Nespresso Introduces New Ugandan Coffee Through Reviving Origins Programme
Nespresso has introduced Amaha awe Uganda, ‘Hope of Uganda’, a new and seasonal coffee from the Rwenzori Mountains of Uganda made possible through the company’s Reviving Origins programme. Launched in 2019, the Reviving Origins programme aims to restore coffee production in regions where it is under threat.
As part of the Reviving Origins programme and in partnership with Agri Evolve, a young agribusiness dedicated to improving farmer productivity, Nespresso is working with more than 2,000 farmers, providing training and expertise to improve coffee quality and productivity in addition to establishing sustainable farming practices.
Formally launched in 2019, the Reviving Origins programme aims to revive coffee agriculture and local coffee economies in regions affected by adversities such as conflict, economic hardship and environmental disasters.
The programme provides support to rebuild sustainable livelihoods for farmers and their communities while preserving the future of some of the world’s rarest, most exquisite coffees. Nespresso is investing a total of CHF 10 million in the program over a period of five years (2019-2023).
Rebuilding sustainable livelihoods
Since its launch last year, the Reviving Origins programme has already been a significant success in Zimbabwe and Caquetá, Colombia, two regions where coffee production has been under threat in recent years. In Zimbabwe, for example, coffee production has been under pressure for a number of years, falling from 15,000 tonnes in the late 1980s to just 500 tonnes in 2017.
For this reasons, The Reviving Origins programme has become an integral part of the Nespresso AAA Sustainable Quality Programme – providing continuous training on quality and productivity, as well as free technical assistance through its agronomist network. It also addresses infrastructure challenges that exist by building wet mills or helping to establish coffee cooperatives. As a result, productivity has increased.
Jonny Rowland, owner and managing director of Agri Evolve says: “Our partnership with Nespresso enables us to provide ongoing support to the Rwenzori coffee farmers. Through community projects and teamwork, growth and development are not only within the coffee farm but also in the improved environmental and social standards of the community.
The Rwenzori coffee farmers now have the opportunity to share their premium quality coffee with the world, leading to higher household incomes as well as giving communities and families confidence for a sustainable future in coffee farming for the generations to come.”
About the Nespresso Origins Programme:
Nespresso announced the launch of Reviving Origins, a new programme to restore coffee farming in regions where it is under threat during May 2019. Through its AAA Sustainable Quality™ Program, Nespresso is working with farmers in regions that have been blighted by conflicts, economic hardships or environmental disasters.
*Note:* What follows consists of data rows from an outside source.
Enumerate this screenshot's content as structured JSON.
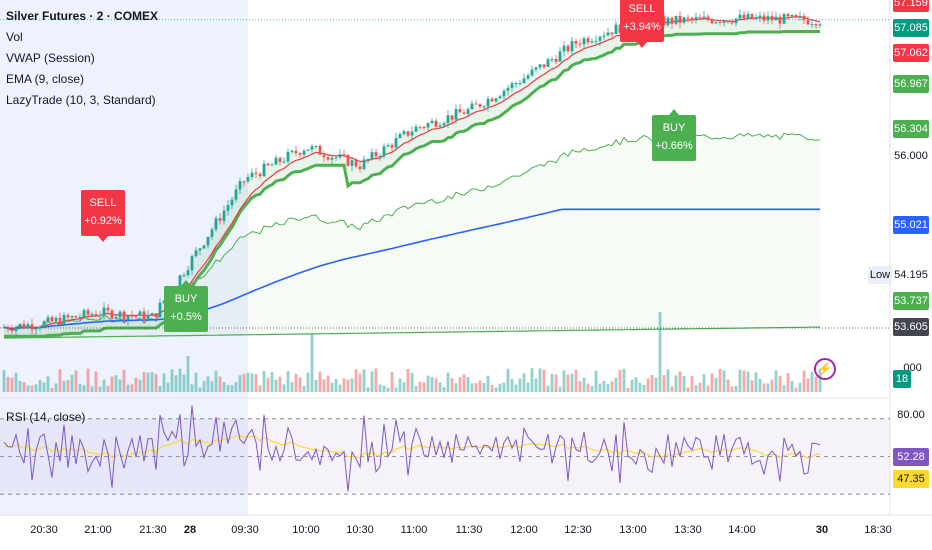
{
  "legend": {
    "symbol": "Silver Futures · 2 · COMEX",
    "vol": "Vol",
    "vwap": "VWAP (Session)",
    "ema": "EMA (9, close)",
    "lazytrade": "LazyTrade (10, 3, Standard)",
    "rsi": "RSI (14, close)"
  },
  "price_axis": {
    "tags": [
      {
        "value": "57.159",
        "color": "#f23645"
      },
      {
        "value": "57.085",
        "color": "#089981"
      },
      {
        "value": "57.062",
        "color": "#f23645"
      },
      {
        "value": "56.967",
        "color": "#4caf50"
      },
      {
        "value": "56.304",
        "color": "#4caf50"
      },
      {
        "value": "55.021",
        "color": "#2962ff"
      },
      {
        "value": "53.737",
        "color": "#4caf50"
      },
      {
        "value": "53.605",
        "color": "#434651"
      },
      {
        "value": "18",
        "color": "#089981"
      }
    ],
    "plain": [
      "56.000",
      "54.195",
      ".000"
    ],
    "low_label": "Low",
    "rsi_tags": [
      {
        "value": "52.28",
        "color": "#7e57c2"
      },
      {
        "value": "47.35",
        "color": "#fdd835"
      }
    ],
    "rsi_plain": [
      "80.00"
    ]
  },
  "signals": [
    {
      "kind": "sell",
      "label": "SELL",
      "pct": "+0.92%"
    },
    {
      "kind": "buy",
      "label": "BUY",
      "pct": "+0.5%"
    },
    {
      "kind": "sell",
      "label": "SELL",
      "pct": "+3.94%"
    },
    {
      "kind": "buy",
      "label": "BUY",
      "pct": "+0.66%"
    }
  ],
  "time_axis": [
    "20:30",
    "21:00",
    "21:30",
    "28",
    "09:30",
    "10:00",
    "10:30",
    "11:00",
    "11:30",
    "12:00",
    "12:30",
    "13:00",
    "13:30",
    "14:00",
    "30",
    "18:30"
  ],
  "colors": {
    "up": "#26a69a",
    "down": "#ef5350",
    "vwap": "#2962ff",
    "ema": "#f23645",
    "lazy_band": "#4caf50",
    "rsi": "#7e57c2",
    "rsi_ma": "#fdd835",
    "session_shade": "#eef2fd"
  },
  "chart_data": {
    "type": "line",
    "y_range": [
      53.0,
      57.3
    ],
    "price_keypoints": [
      {
        "t": "20:30",
        "price": 53.78
      },
      {
        "t": "21:00",
        "price": 53.9
      },
      {
        "t": "21:30",
        "price": 53.85
      },
      {
        "t": "28",
        "price": 54.45
      },
      {
        "t": "09:30",
        "price": 55.35
      },
      {
        "t": "10:00",
        "price": 55.7
      },
      {
        "t": "10:30",
        "price": 55.5
      },
      {
        "t": "11:00",
        "price": 55.9
      },
      {
        "t": "11:30",
        "price": 56.1
      },
      {
        "t": "12:00",
        "price": 56.45
      },
      {
        "t": "12:30",
        "price": 56.85
      },
      {
        "t": "13:00",
        "price": 57.05
      },
      {
        "t": "13:30",
        "price": 57.08
      },
      {
        "t": "14:00",
        "price": 57.1
      },
      {
        "t": "30",
        "price": 57.08
      }
    ],
    "series_last": {
      "VWAP": 55.021,
      "EMA": 57.062,
      "LazyTrade": 56.967,
      "Close": 57.085
    },
    "rsi": {
      "range": [
        20,
        80
      ],
      "levels": [
        70,
        50,
        30
      ],
      "last": 52.28,
      "ma_last": 47.35
    }
  }
}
Nespresso is investing CHF10M over the next five years to revive the coffee industries in selected countries with the aim of encouraging rural economic development. The Reviving Origins programme is part of Nespresso’s overall commitment to invest CHF500M from 2014-2020 in its sustainability program, The Positive Cup.
The announcement comes alongside the launch of new single-origin coffees from Eastern Zimbabwe and Caquetá, Colombia. These exquisite and rare coffees are virtually unknown and have been slowly disappearing for decades. As a result of Nespresso’s investment and the commitment of partners, coffee farmers in these two regions are starting to rebuild sustainable livelihoods, restore their local economies and bring much-needed development to their rural communities.
TAMUKA mu Zimbabwe and ESPERANZA de COLOMBIA will be available from May 2019 in 18 countries.
Jean-Marc Duvoisin, CEO of Nespresso comments: “Through our Reviving Origins program, we have an opportunity to bring back forgotten coffees, boost economic development in regions where there has been significant adversity and share a completely new taste experience with consumers.”
Nespresso first discovered the potential of reviving a forgotten coffee when it ventured to South Sudan in 2011. The limited-edition Suluja ti SOUTH SUDAN became the country’s second export after oil and helped to diversify the economic base of the world’s youngest nation.
Building on that experience, Nespresso launched its AAA programme in Zimbabwe and the Caquetá region of Colombia (an area long inaccessible due to the conflict in the country). In 2018, announced plans to support the rebuilding of coffee farming in Puerto Rico after 80 per cent of its coffee farms were destroyed by hurricanes Irma and Maria in 2017.